As repetidas declarações do presidente dos EUA, Donald Trump, de que deseja anexar a ilha autônoma, desencadearam uma disputa com a Dinamarca sobre o território ultramarino e geraram tensões com a Otan.
O presidente americano alega que aliados europeus não protegeram adequadamente o território contra a interferência da Rússia e da China.

Após se encontrar com Trump em Davos, em janeiro, o secretário-geral da Otan, Mark Rutte, disse que discutiram como os aliados poderiam trabalhar coletivamente para garantir a segurança no Ártico, incluindo não apenas a Groenlândia, mas também as sete nações da aliança com territórios no Ártico.
O ministro da Defesa dinamarquês, Troels Lund Poulsen, disse que o planejamento militar para a missão na ilha autônoma é gratificante.
“É crucial que trabalhemos em conjunto com nossos aliados da OTAN para aumentar a segurança no Ártico e no Atlântico Norte”, disse ele na plataforma de mídia social X.
Não ficou imediatamente claro se os ministros da Defesa da aliança discutirão o assunto em sua reunião de 12 de fevereiro em Bruxelas.
Segundo as regras da aliança, o Comandante Supremo Aliado da OTAN na Europa, General americano Alexus Grynkewich, tem autoridade para planejar e executar “atividades de vigilância reforçada” sem precisar de aprovação unânime dos aliados.

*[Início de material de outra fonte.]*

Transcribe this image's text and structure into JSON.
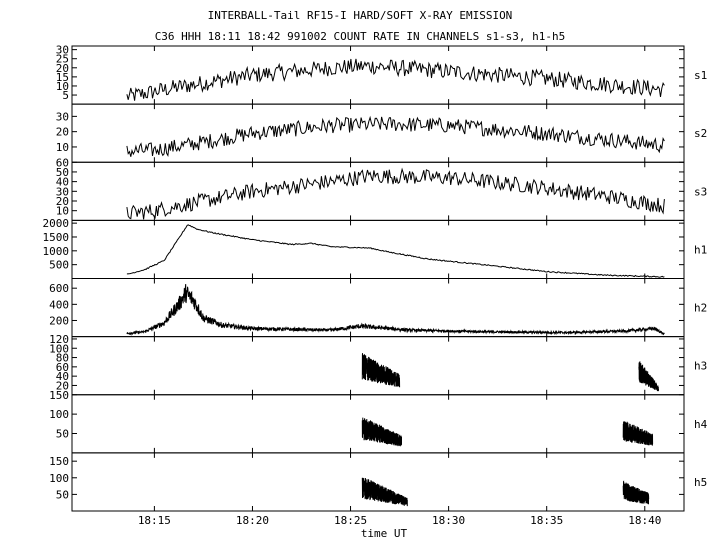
{
  "header": {
    "title": "INTERBALL-Tail RF15-I HARD/SOFT X-RAY EMISSION",
    "subtitle": "C36 HHH 18:11 18:42 991002  COUNT RATE IN CHANNELS s1-s3, h1-h5"
  },
  "chart_data": {
    "type": "line",
    "title": "INTERBALL-Tail RF15-I HARD/SOFT X-RAY EMISSION",
    "subtitle": "C36 HHH 18:11 18:42 991002  COUNT RATE IN CHANNELS s1-s3, h1-h5",
    "xlabel": "time UT",
    "x_unit": "minutes of hour 18 (UT)",
    "x_range": [
      10.8,
      42.0
    ],
    "x_ticks": [
      15,
      20,
      25,
      30,
      35,
      40
    ],
    "x_tick_labels": [
      "18:15",
      "18:20",
      "18:25",
      "18:30",
      "18:35",
      "18:40"
    ],
    "data_time_range": [
      13.6,
      41.0
    ],
    "panels": [
      {
        "name": "s1",
        "ylim": [
          0,
          32
        ],
        "yticks": [
          5,
          10,
          15,
          20,
          25,
          30
        ],
        "ytick_labels": [
          "5",
          "10",
          "15",
          "20",
          "25",
          "30"
        ],
        "profile": [
          [
            13.6,
            4
          ],
          [
            16,
            9
          ],
          [
            20,
            16
          ],
          [
            24,
            20
          ],
          [
            26,
            21
          ],
          [
            30,
            18
          ],
          [
            35,
            14
          ],
          [
            38,
            11
          ],
          [
            41,
            8
          ]
        ],
        "noise": 4.5
      },
      {
        "name": "s2",
        "ylim": [
          0,
          38
        ],
        "yticks": [
          10,
          20,
          30
        ],
        "ytick_labels": [
          "10",
          "20",
          "30"
        ],
        "profile": [
          [
            13.6,
            7
          ],
          [
            15,
            8
          ],
          [
            17,
            12
          ],
          [
            20,
            19
          ],
          [
            24,
            24
          ],
          [
            27,
            25
          ],
          [
            30,
            24
          ],
          [
            34,
            20
          ],
          [
            38,
            15
          ],
          [
            41,
            11
          ]
        ],
        "noise": 5
      },
      {
        "name": "s3",
        "ylim": [
          0,
          60
        ],
        "yticks": [
          10,
          20,
          30,
          40,
          50,
          60
        ],
        "ytick_labels": [
          "10",
          "20",
          "30",
          "40",
          "50",
          "60"
        ],
        "profile": [
          [
            13.6,
            7
          ],
          [
            15,
            10
          ],
          [
            17,
            18
          ],
          [
            20,
            30
          ],
          [
            24,
            40
          ],
          [
            26,
            46
          ],
          [
            30,
            44
          ],
          [
            34,
            36
          ],
          [
            38,
            25
          ],
          [
            41,
            15
          ]
        ],
        "noise": 8
      },
      {
        "name": "h1",
        "ylim": [
          0,
          2100
        ],
        "yticks": [
          500,
          1000,
          1500,
          2000
        ],
        "ytick_labels": [
          "500",
          "1000",
          "1500",
          "2000"
        ],
        "profile": [
          [
            13.6,
            150
          ],
          [
            14.5,
            320
          ],
          [
            15.5,
            650
          ],
          [
            16.2,
            1400
          ],
          [
            16.7,
            1950
          ],
          [
            17.2,
            1780
          ],
          [
            18,
            1650
          ],
          [
            20,
            1400
          ],
          [
            22,
            1230
          ],
          [
            23,
            1270
          ],
          [
            24,
            1150
          ],
          [
            26,
            1100
          ],
          [
            27,
            950
          ],
          [
            29,
            700
          ],
          [
            32,
            480
          ],
          [
            35,
            250
          ],
          [
            38,
            120
          ],
          [
            41,
            60
          ]
        ],
        "noise": 20
      },
      {
        "name": "h2",
        "ylim": [
          0,
          720
        ],
        "yticks": [
          200,
          400,
          600
        ],
        "ytick_labels": [
          "200",
          "400",
          "600"
        ],
        "profile": [
          [
            13.2,
            30
          ],
          [
            14.5,
            60
          ],
          [
            15.5,
            170
          ],
          [
            16.3,
            420
          ],
          [
            16.6,
            540
          ],
          [
            17,
            450
          ],
          [
            17.5,
            230
          ],
          [
            18.5,
            140
          ],
          [
            20,
            100
          ],
          [
            24,
            80
          ],
          [
            25.5,
            130
          ],
          [
            26.5,
            110
          ],
          [
            28,
            80
          ],
          [
            32,
            60
          ],
          [
            36,
            50
          ],
          [
            39,
            70
          ],
          [
            40.5,
            100
          ],
          [
            41,
            30
          ]
        ],
        "noise": 45
      },
      {
        "name": "h3",
        "ylim": [
          0,
          125
        ],
        "yticks": [
          20,
          40,
          60,
          80,
          100,
          120
        ],
        "ytick_labels": [
          "20",
          "40",
          "60",
          "80",
          "100",
          "120"
        ],
        "profile": [
          [
            13.6,
            0
          ],
          [
            41,
            0
          ]
        ],
        "noise": 0,
        "bursts": [
          {
            "start": 25.6,
            "end": 27.5,
            "peak": 90,
            "end_level": 45
          },
          {
            "start": 39.7,
            "end": 40.7,
            "peak": 75,
            "end_level": 20
          }
        ]
      },
      {
        "name": "h4",
        "ylim": [
          0,
          150
        ],
        "yticks": [
          50,
          100,
          150
        ],
        "ytick_labels": [
          "50",
          "100",
          "150"
        ],
        "profile": [
          [
            13.6,
            0
          ],
          [
            41,
            0
          ]
        ],
        "noise": 0,
        "bursts": [
          {
            "start": 25.6,
            "end": 27.6,
            "peak": 95,
            "end_level": 45
          },
          {
            "start": 38.9,
            "end": 40.4,
            "peak": 85,
            "end_level": 50
          }
        ]
      },
      {
        "name": "h5",
        "ylim": [
          0,
          175
        ],
        "yticks": [
          50,
          100,
          150
        ],
        "ytick_labels": [
          "50",
          "100",
          "150"
        ],
        "profile": [
          [
            13.6,
            0
          ],
          [
            41,
            0
          ]
        ],
        "noise": 0,
        "bursts": [
          {
            "start": 25.6,
            "end": 27.9,
            "peak": 105,
            "end_level": 40
          },
          {
            "start": 38.9,
            "end": 40.2,
            "peak": 90,
            "end_level": 55
          }
        ]
      }
    ]
  }
}
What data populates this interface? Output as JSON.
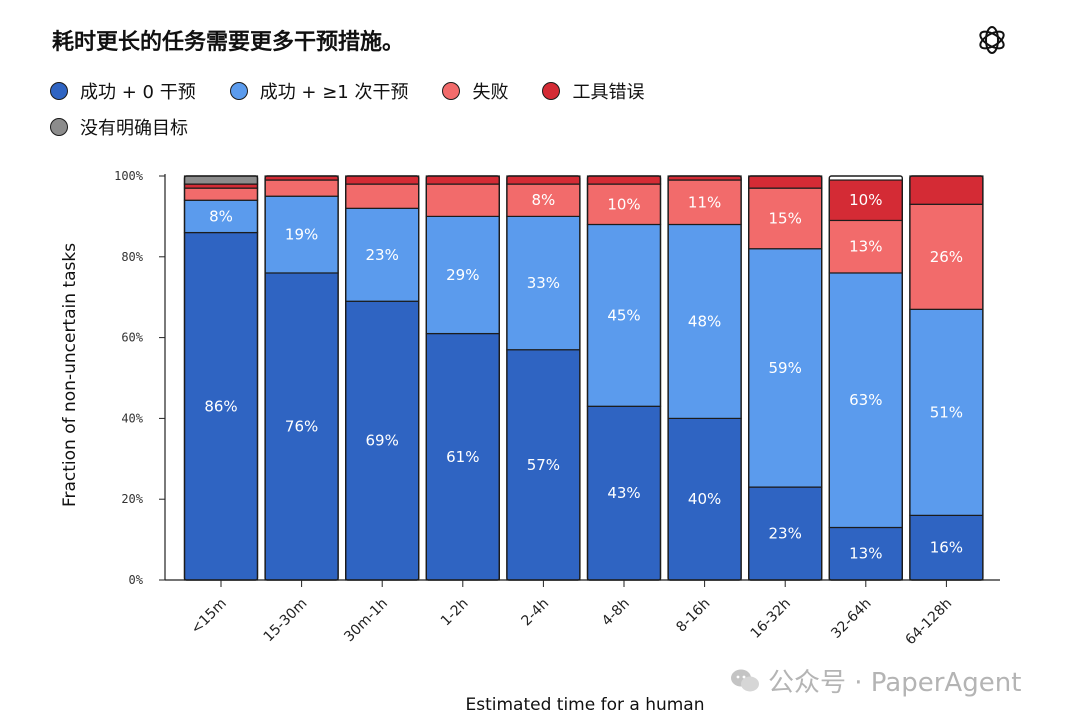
{
  "title": "耗时更长的任务需要更多干预措施。",
  "legend": [
    {
      "name": "成功 + 0 干预",
      "color": "#2f64c2"
    },
    {
      "name": "成功 + ≥1 次干预",
      "color": "#5b9bed"
    },
    {
      "name": "失败",
      "color": "#f26b6b"
    },
    {
      "name": "工具错误",
      "color": "#d42b35"
    },
    {
      "name": "没有明确目标",
      "color": "#8c8c8c"
    }
  ],
  "watermark": "公众号 · PaperAgent",
  "chart_data": {
    "type": "bar",
    "stacked": true,
    "xlabel": "Estimated time for a human",
    "ylabel": "Fraction of non-uncertain tasks",
    "ylim": [
      0,
      100
    ],
    "y_ticks": [
      "0%",
      "20%",
      "40%",
      "60%",
      "80%",
      "100%"
    ],
    "categories": [
      "<15m",
      "15-30m",
      "30m-1h",
      "1-2h",
      "2-4h",
      "4-8h",
      "8-16h",
      "16-32h",
      "32-64h",
      "64-128h"
    ],
    "series": [
      {
        "name": "成功 + 0 干预",
        "color": "#2f64c2",
        "values": [
          86,
          76,
          69,
          61,
          57,
          43,
          40,
          23,
          13,
          16
        ],
        "labels": [
          "86%",
          "76%",
          "69%",
          "61%",
          "57%",
          "43%",
          "40%",
          "23%",
          "13%",
          "16%"
        ]
      },
      {
        "name": "成功 + ≥1 次干预",
        "color": "#5b9bed",
        "values": [
          8,
          19,
          23,
          29,
          33,
          45,
          48,
          59,
          63,
          51
        ],
        "labels": [
          "8%",
          "19%",
          "23%",
          "29%",
          "33%",
          "45%",
          "48%",
          "59%",
          "63%",
          "51%"
        ]
      },
      {
        "name": "失败",
        "color": "#f26b6b",
        "values": [
          3,
          4,
          6,
          8,
          8,
          10,
          11,
          15,
          13,
          26
        ],
        "labels": [
          "",
          "",
          "",
          "",
          "8%",
          "10%",
          "11%",
          "15%",
          "13%",
          "26%"
        ]
      },
      {
        "name": "工具错误",
        "color": "#d42b35",
        "values": [
          1,
          1,
          2,
          2,
          2,
          2,
          1,
          3,
          10,
          7
        ],
        "labels": [
          "",
          "",
          "",
          "",
          "",
          "",
          "",
          "",
          "10%",
          ""
        ]
      },
      {
        "name": "没有明确目标",
        "color": "#8c8c8c",
        "values": [
          2,
          0,
          0,
          0,
          0,
          0,
          0,
          0,
          0,
          0
        ],
        "labels": [
          "",
          "",
          "",
          "",
          "",
          "",
          "",
          "",
          "",
          ""
        ]
      }
    ]
  }
}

Entenda a crise na Groenlândia
O presidente dos Estados Unidos, Donald Trump, reforçou as ameaças sobre anexar a Groenlândia, uma ilha ártica semiautônoma controlada pela Dinamarca.
Ele argumenta que o território é fundamental para a estratégia militar americana, já que fica na rota mais curta da Europa para a América do Norte, o que a tornaria vital para um sistema de alerta de mísseis balísticos dos EUA.
Os Estados Unidos querem instalar radares na ilha para monitorar as águas entre a Groenlândia, a Islândia e o Reino Unido, utilizadas por navios da marinha russa e submarinos nucleares.
Mas as ameaças do líder americano têm afetado diretamente a Otan (Organização do Tratado do Atlântico Norte), aliança militar entre países que tanto os EUA quanto a Dinamarca fazem parte.
“Se os EUA optarem por atacar militarmente outro país da Otan, então tudo para, incluindo a própria aliança militar e, consequentemente, a segurança que foi estabelecida desde o fim da Segunda Guerra Mundial”, disse a primeira-ministra da Dinamarca, Mette Frederiksen.
Enquanto Trump não descarta o uso de força para conquistar a Groenlândia, alguns países europeus enviaram um pequeno número de militares para a ilha para participar de exercícios conjuntos com a Dinamarca.